There were plenty adult fans gathered, but the group that surprised me the most, the largest group, were the young ones. I'd read an article somewhere in the last few months that the current target-age for the Harry Potter series was not as into it as the past. That some teachers who grew up loving Harry, Ron, and Hermione had a hard time getting their own students to read about their adventures.
|Fans Gathered for Harry Potter and the Cursed Child|
But by the amount of in-depth knowledge I was quizzed on throughout both events, I feel Potterdom has definitely charmed a new generation. Some of their parents were fans too, but most were not. The kids discovered the magic on their own or through their peers. And what I found wonderfully surprising is that at least half of the young fans I talked to represented many diverse cultures. Harry Potter remains a story with broad appeal.

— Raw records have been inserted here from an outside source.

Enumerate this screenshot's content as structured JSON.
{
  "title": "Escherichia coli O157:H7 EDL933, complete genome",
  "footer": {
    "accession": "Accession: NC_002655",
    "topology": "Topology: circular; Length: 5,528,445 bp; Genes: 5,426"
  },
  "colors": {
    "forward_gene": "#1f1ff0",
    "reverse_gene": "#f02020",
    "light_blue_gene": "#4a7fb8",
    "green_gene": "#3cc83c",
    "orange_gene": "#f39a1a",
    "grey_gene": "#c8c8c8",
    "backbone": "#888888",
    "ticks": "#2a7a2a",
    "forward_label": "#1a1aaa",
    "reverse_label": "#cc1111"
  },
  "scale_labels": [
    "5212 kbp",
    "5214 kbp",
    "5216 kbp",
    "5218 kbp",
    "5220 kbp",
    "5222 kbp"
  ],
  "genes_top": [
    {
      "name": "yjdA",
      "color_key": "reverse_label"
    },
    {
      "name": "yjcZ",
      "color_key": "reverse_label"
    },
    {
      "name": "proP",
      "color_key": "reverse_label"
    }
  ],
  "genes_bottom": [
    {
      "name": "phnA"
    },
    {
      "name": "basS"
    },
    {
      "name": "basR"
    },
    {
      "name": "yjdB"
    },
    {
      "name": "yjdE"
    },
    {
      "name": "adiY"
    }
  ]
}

I have always been amazed at how well Rowling's youngest fans understand the mysteries and subtext in her series and can pick out the clues. And these kids were no exception. They quizzed me on which ghost belonged to which House (I got stumped w/ Hufflepuff...the shame!), how in Deathly Hallows the Patronus deer in the forest had given away Snape's involvement right away, and insightful speculation regarding how Umbridge had obtained Mad-Eye's mad eye to pin on her Ministry.
|Head of Hufflepuff!|
Rowling has left us many gifts through her books, but perhaps the inspiration of a new generation of writers is the greatest. For without Story, Story that has been with humans since the earliest images on cave walls, would we have any of the developments of civilization brought about by imagination?
And now, with the release of Cursed Child and the renewed interest in Harry Potter, Rowling is once again inspiring those with the strongest imagination. Perhaps, this time, the stage will benefit as well.